What goes up must come down, but what goes down doesn't always come up . . . at least not when you are yo-yoing. But apparently the skill is like bicycling in that once you've learned, you never completely forget. Or at least I could still yo-yo passably after a break of at least 30 years.
Today, we joined hundreds of other kids, college students, parents, and grandparents for an attempt to win the Guinness World Record for the most people yo-yoing simultaneously. Emma could make her yo-yo go up and down twice, and sometimes three times! Amelia couldn't get her yo-yo to work, but she had fun walking underneath my yo-yo while it spun up and down. The Duncan company sent expert yo-yoers to demonstrate their artistry, because, after all, "If it isn't Duncan, it isn't a yo-yo." Turns out that today's demonstrator was my husband's former student! (Students: teach enough and wherever you go, there they are.) The student was absolutely thronged with admirers so we didn't get close enough to say hello, but the girls were impressed with his over-the-head, around-his-back, double yo-yoing.

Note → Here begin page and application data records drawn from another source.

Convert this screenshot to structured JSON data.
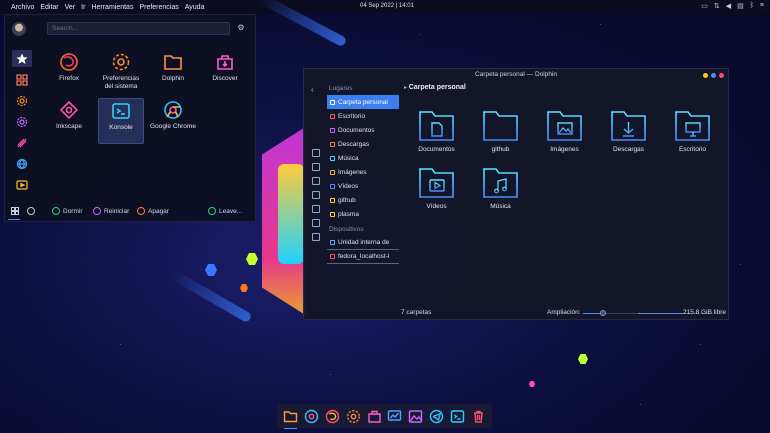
{
  "topbar": {
    "menu": [
      "Archivo",
      "Editar",
      "Ver",
      "Ir",
      "Herramientas",
      "Preferencias",
      "Ayuda"
    ],
    "clock": "04 Sep 2022 | 14:01",
    "tray_icons": [
      "screen-icon",
      "network-icon",
      "volume-icon",
      "clipboard-icon",
      "bluetooth-icon",
      "hamburger-icon"
    ]
  },
  "launcher": {
    "search_placeholder": "Search...",
    "categories": [
      "favorites-icon",
      "all-apps-icon",
      "settings-icon",
      "system-icon",
      "development-icon",
      "internet-icon",
      "multimedia-icon"
    ],
    "apps": [
      {
        "label": "Firefox",
        "icon": "firefox-icon",
        "color": "#ff7b2c"
      },
      {
        "label": "Preferencias del sistema",
        "icon": "gear-icon",
        "color": "#ff8a25"
      },
      {
        "label": "Dolphin",
        "icon": "folder-icon",
        "color": "#ff9540"
      },
      {
        "label": "Discover",
        "icon": "discover-icon",
        "color": "#ff5bd0"
      },
      {
        "label": "Inkscape",
        "icon": "inkscape-icon",
        "color": "#ff4fa8"
      },
      {
        "label": "Konsole",
        "icon": "terminal-icon",
        "color": "#31d0ff"
      },
      {
        "label": "Google Chrome",
        "icon": "chrome-icon",
        "color": "#33c2ff"
      }
    ],
    "footer": {
      "sleep": "Dormir",
      "restart": "Reiniciar",
      "shutdown": "Apagar",
      "leave": "Leave..."
    }
  },
  "dolphin": {
    "title": "Carpeta personal — Dolphin",
    "places_header": "Lugares",
    "places": [
      {
        "label": "Carpeta personal",
        "color": "#4d8df7"
      },
      {
        "label": "Escritorio",
        "color": "#ff4d6a"
      },
      {
        "label": "Documentos",
        "color": "#c868ff"
      },
      {
        "label": "Descargas",
        "color": "#ff7b3a"
      },
      {
        "label": "Música",
        "color": "#43e3ff"
      },
      {
        "label": "Imágenes",
        "color": "#ffb630"
      },
      {
        "label": "Vídeos",
        "color": "#5a8cff"
      },
      {
        "label": "github",
        "color": "#ffd23a"
      },
      {
        "label": "plasma",
        "color": "#ffd23a"
      }
    ],
    "devices_header": "Dispositivos",
    "devices": [
      {
        "label": "Unidad interna de",
        "color": "#6aa8ff"
      },
      {
        "label": "fedora_localhost-l",
        "color": "#ff4d6a"
      }
    ],
    "breadcrumb": "Carpeta personal",
    "folders": [
      {
        "label": "Documentos",
        "glyph": "document-icon"
      },
      {
        "label": "github",
        "glyph": "folder-icon"
      },
      {
        "label": "Imágenes",
        "glyph": "image-icon"
      },
      {
        "label": "Descargas",
        "glyph": "download-icon"
      },
      {
        "label": "Escritorio",
        "glyph": "desktop-icon"
      },
      {
        "label": "Vídeos",
        "glyph": "video-icon"
      },
      {
        "label": "Música",
        "glyph": "music-icon"
      }
    ],
    "status": {
      "folders": "7 carpetas",
      "zoom_label": "Ampliación:",
      "zoom_value": 0.15,
      "free_space": "215.8 GiB libre"
    }
  },
  "dock": {
    "items": [
      "folder-icon",
      "chrome-icon",
      "firefox-icon",
      "gear-icon",
      "discover-icon",
      "monitor-icon",
      "image-viewer-icon",
      "telegram-icon",
      "terminal-icon",
      "trash-icon"
    ]
  },
  "colors": {
    "accent": "#4d8df7",
    "folder_stroke_top": "#5ce1ff",
    "folder_stroke_bottom": "#4d8df7"
  }
}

Before the Big Event, we toured a really fun exhibit of classic toys . . . with plenty of opportunities for hands-on play with legos, magic 8 balls, twister, slinky, colorforms, hot rod race cars, etch-a-sketch, those faces that you put beards and mustaches on with magnets and metal shavings (I *cannot* remember what those things are called!) . . . really, any classic toy you've had, we saw at the exhibit. Daddy was thrilled to see his exact wood burning set (do they still sell wood-burning sets?) and the original game of Life (the new version is apparently markedly inferior). I learned that Barbie's last name was Roberts, that the most popular Crayola crayon is blue, and that Raggedy Ann was published, in part, as a memorial to the author's dying daughter (who died from a bad batch of smallpox vaccine; tragic).
And--as if a yo-yo weren't cool enough, it turns out that the yo-yo is the world's second-oldest toy, second only to dolls.
I hope this is a day that our kids remember.